The Virtual Linguist recently posted a list of the twenty most frequently used words found in advertising slogans in the last twenty years. I thought it might be fun to semantically analyze some of these word choices. The words (in order) are:
you, your, we, world, best, more, good, better, new, taste, people, our, first, like, don't, most, only, quality, great and choice.
1 and 2) The choices of the words you and your seems obvious and it is understandable that they are the first and second most popular; both words cause each and every person who reads or hears the slogan to feel that they are being addressed personally.
3 and 12) The word we (as in "you and me") causes each person to feel included and everybody wants to feel included. Similarly, our ("yours and mine") is inclusive semantically.
4, 5 and 6) The word world could also be thought of as inclusive because each person is part of the world (as in "we are the world"). However, I think it is probably the case that world as the place where we all live would be the more common semantic use in slogans.

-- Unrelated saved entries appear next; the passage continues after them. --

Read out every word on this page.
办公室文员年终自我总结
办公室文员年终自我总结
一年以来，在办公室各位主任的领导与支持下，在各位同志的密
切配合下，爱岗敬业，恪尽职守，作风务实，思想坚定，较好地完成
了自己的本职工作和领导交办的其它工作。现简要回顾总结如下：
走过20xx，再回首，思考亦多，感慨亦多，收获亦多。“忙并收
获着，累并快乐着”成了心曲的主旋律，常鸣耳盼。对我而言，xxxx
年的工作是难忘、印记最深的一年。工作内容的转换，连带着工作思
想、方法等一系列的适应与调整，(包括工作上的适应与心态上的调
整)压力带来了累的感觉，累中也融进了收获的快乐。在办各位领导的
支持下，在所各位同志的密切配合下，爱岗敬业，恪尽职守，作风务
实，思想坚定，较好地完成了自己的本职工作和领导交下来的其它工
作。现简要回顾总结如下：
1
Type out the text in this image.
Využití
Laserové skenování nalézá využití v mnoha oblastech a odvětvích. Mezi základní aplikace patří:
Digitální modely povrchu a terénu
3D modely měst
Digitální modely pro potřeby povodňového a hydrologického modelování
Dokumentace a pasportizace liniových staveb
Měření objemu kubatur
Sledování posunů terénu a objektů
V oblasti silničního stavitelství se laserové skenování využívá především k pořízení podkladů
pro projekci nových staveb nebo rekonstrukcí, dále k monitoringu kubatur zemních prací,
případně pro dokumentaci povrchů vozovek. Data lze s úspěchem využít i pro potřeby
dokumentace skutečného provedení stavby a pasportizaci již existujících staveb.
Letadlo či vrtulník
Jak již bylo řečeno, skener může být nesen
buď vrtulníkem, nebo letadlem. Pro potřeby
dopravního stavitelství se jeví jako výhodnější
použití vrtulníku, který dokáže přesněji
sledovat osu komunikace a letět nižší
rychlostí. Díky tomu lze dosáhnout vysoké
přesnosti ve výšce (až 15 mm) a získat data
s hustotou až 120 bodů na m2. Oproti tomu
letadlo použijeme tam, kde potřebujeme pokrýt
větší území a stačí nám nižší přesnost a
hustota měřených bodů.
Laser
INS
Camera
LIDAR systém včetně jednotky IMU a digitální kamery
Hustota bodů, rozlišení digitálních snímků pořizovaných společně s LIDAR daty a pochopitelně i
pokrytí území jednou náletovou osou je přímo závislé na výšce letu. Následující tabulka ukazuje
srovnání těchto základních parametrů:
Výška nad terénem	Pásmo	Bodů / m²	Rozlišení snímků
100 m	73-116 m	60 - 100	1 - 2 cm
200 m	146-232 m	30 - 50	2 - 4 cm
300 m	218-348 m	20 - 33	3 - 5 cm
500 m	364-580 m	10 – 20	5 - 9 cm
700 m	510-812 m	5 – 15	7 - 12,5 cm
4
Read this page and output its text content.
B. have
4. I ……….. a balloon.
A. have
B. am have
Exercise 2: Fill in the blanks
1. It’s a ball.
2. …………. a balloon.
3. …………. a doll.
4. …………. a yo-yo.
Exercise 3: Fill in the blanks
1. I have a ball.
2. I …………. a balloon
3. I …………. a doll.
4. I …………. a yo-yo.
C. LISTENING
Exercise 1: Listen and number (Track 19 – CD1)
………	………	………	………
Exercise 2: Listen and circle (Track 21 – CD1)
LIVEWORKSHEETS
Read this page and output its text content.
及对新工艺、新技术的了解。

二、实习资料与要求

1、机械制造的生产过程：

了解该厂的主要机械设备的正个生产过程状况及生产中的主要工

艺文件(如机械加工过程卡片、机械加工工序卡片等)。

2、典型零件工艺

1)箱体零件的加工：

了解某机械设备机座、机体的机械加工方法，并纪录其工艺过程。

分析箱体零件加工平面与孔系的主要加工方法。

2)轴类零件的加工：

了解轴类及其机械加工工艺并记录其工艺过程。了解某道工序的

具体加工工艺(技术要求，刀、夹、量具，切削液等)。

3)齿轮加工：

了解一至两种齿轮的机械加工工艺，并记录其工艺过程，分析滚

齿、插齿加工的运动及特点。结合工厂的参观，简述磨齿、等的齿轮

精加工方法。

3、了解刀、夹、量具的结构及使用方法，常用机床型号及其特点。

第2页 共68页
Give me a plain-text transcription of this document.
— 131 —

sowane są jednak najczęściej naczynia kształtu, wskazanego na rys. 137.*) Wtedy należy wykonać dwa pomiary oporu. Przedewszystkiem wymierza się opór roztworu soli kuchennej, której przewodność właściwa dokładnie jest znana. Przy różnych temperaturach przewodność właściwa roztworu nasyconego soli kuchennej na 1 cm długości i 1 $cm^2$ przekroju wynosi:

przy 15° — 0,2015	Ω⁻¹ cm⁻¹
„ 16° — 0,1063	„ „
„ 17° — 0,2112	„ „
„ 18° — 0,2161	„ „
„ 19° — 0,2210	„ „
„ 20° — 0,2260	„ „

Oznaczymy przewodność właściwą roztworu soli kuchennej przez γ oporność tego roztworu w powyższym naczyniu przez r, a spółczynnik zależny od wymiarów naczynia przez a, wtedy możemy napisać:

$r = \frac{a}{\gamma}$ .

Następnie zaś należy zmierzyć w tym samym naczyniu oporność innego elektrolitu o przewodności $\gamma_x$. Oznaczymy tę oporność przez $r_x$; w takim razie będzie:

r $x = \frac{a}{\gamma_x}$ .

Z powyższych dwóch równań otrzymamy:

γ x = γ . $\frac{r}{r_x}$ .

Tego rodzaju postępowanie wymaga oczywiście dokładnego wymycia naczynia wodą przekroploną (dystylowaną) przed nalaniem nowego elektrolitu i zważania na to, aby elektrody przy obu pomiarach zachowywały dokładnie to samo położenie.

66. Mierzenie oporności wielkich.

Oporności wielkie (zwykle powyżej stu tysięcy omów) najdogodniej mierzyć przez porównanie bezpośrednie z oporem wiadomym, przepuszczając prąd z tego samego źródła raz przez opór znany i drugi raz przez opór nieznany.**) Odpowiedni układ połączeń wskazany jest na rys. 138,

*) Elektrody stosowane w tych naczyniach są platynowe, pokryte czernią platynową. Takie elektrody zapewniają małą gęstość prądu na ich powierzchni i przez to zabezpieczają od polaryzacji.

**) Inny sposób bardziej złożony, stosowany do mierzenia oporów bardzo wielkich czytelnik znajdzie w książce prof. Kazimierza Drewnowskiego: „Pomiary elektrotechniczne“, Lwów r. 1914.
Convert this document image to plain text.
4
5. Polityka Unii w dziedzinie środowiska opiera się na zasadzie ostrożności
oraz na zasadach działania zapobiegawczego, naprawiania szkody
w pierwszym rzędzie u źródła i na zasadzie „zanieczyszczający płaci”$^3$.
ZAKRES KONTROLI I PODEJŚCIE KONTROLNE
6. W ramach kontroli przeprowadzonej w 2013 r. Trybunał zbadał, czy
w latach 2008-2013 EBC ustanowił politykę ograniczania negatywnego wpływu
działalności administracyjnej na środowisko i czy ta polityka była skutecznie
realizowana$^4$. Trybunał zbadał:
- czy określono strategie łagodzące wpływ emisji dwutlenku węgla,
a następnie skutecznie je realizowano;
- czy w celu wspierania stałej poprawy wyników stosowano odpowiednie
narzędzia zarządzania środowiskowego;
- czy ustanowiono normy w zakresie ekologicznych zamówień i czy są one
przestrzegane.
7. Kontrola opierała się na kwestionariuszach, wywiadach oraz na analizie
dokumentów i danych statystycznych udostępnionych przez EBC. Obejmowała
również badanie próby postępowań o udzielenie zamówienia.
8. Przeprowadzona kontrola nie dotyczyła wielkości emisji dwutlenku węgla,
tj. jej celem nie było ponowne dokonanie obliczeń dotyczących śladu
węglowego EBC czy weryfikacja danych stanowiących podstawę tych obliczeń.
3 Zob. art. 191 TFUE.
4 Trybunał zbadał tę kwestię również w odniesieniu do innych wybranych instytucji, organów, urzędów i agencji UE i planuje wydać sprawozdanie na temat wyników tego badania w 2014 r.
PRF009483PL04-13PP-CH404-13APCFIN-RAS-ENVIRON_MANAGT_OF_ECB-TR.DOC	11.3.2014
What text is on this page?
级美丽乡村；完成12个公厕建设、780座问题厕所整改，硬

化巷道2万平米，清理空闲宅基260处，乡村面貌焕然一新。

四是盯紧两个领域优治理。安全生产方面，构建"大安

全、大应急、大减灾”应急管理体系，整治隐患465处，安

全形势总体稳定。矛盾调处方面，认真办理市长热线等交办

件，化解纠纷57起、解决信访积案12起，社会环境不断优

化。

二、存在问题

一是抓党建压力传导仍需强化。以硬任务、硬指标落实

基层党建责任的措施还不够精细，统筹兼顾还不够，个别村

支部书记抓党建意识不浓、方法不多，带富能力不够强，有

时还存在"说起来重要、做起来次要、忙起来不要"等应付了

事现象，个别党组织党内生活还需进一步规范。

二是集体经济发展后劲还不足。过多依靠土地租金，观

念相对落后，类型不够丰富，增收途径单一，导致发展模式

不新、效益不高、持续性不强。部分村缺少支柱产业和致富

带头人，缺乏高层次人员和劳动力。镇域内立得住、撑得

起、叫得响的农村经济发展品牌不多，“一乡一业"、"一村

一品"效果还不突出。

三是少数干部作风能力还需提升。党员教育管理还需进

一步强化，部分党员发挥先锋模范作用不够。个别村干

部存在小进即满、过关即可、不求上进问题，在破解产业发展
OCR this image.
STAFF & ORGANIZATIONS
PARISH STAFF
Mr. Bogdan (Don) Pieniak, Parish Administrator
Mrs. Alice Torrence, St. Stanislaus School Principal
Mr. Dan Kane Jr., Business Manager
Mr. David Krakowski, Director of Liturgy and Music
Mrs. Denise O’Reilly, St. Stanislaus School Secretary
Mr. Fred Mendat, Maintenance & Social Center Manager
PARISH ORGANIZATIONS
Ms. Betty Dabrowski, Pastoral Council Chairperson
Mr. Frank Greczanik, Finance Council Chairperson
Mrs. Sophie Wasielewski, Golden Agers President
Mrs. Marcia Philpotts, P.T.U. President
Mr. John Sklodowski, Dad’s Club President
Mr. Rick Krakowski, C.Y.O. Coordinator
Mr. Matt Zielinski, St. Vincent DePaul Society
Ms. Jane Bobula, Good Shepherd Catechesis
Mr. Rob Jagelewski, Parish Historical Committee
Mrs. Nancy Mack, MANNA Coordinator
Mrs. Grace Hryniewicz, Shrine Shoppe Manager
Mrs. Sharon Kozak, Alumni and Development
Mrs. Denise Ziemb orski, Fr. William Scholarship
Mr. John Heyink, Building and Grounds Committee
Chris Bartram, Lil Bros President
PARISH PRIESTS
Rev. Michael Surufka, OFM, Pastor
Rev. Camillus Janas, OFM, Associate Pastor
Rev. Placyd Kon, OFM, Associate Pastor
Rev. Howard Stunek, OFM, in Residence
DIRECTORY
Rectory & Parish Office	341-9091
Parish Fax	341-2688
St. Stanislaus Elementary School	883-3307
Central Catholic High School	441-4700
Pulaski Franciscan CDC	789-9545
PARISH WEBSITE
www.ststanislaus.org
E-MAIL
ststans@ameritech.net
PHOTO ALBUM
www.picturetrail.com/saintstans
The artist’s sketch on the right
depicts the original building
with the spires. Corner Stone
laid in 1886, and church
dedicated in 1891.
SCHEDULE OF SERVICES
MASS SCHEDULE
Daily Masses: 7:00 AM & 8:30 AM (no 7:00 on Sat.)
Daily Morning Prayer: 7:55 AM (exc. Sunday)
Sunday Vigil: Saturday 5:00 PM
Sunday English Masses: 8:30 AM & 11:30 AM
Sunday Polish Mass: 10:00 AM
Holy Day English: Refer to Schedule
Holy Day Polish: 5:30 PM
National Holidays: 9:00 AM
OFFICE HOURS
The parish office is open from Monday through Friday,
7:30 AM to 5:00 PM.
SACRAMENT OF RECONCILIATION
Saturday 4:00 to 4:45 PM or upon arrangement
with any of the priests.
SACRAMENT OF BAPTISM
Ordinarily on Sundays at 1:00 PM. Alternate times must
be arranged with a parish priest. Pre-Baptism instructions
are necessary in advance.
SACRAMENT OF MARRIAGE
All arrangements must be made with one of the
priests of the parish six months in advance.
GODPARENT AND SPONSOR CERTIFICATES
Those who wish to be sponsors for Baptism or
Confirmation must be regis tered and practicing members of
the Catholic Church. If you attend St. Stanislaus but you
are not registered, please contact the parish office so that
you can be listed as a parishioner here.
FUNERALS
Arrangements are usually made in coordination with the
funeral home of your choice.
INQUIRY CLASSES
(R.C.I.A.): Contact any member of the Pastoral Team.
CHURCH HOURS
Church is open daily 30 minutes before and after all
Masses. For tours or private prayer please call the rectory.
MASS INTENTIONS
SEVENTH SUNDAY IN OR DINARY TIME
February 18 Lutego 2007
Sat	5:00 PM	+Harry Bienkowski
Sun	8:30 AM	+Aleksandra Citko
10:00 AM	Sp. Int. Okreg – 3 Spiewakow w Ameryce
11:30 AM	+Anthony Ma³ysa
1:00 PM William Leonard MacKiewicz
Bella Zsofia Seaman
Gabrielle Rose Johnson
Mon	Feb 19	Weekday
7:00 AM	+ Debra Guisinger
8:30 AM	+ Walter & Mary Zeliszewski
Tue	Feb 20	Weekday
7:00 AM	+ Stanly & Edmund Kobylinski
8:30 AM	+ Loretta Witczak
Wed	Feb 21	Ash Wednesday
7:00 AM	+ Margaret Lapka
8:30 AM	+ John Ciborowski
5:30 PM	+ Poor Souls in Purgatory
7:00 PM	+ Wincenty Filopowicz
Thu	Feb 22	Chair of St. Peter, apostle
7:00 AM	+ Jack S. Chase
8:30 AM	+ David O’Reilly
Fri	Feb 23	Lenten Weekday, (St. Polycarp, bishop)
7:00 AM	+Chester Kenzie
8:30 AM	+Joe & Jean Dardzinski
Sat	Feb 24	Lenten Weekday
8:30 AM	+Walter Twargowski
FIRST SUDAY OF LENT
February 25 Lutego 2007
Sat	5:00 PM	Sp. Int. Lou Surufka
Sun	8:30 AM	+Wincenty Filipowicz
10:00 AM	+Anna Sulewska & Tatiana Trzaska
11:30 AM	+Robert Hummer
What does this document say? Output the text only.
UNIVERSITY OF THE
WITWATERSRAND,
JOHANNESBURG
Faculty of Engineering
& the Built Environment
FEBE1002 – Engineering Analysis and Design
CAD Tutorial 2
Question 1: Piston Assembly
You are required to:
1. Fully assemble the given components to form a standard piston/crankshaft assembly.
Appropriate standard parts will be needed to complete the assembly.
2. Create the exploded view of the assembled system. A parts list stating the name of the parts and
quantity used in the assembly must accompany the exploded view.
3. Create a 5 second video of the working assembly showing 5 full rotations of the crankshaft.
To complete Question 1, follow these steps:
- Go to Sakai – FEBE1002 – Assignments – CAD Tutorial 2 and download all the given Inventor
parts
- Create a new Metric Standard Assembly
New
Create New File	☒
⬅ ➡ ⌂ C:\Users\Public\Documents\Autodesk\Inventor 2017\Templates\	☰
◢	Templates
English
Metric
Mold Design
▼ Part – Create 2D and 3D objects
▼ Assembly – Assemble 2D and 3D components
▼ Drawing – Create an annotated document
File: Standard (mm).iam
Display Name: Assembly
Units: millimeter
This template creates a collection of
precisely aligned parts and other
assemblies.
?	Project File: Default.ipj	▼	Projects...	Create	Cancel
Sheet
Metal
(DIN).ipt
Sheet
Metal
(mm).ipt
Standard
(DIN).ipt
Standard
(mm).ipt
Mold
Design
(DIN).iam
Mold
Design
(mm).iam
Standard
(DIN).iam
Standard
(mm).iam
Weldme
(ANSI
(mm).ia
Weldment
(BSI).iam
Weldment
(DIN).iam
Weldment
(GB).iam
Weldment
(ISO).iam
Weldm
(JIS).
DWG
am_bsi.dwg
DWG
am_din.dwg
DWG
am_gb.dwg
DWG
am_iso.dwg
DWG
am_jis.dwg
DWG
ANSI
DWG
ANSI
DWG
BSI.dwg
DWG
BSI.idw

Which brings us to
the word best - we all want the best in the world of whatever it is that is being sold, and most people want even more of the best.
7) I would think that the use of the word good must occur in a slogan in the semantic sense of good versus bad and not good, better, best (the good, better, best sense implies that good is just acceptable).
8) In advertising the word new is used to mean better, therefore these two words are semantically equivalent.
9) When it comes to the word taste, there are two different semantic senses that slogans could be promoting - taste versus tasteless food wise (these pancakes taste great) or taste as in discrimination (his sense of taste is exhibited by the car he drives).
18) When the word quality is used as an adjective it refers to something that is excellent or superior; however, something can be poor quality if the word quality appears semantically as a noun.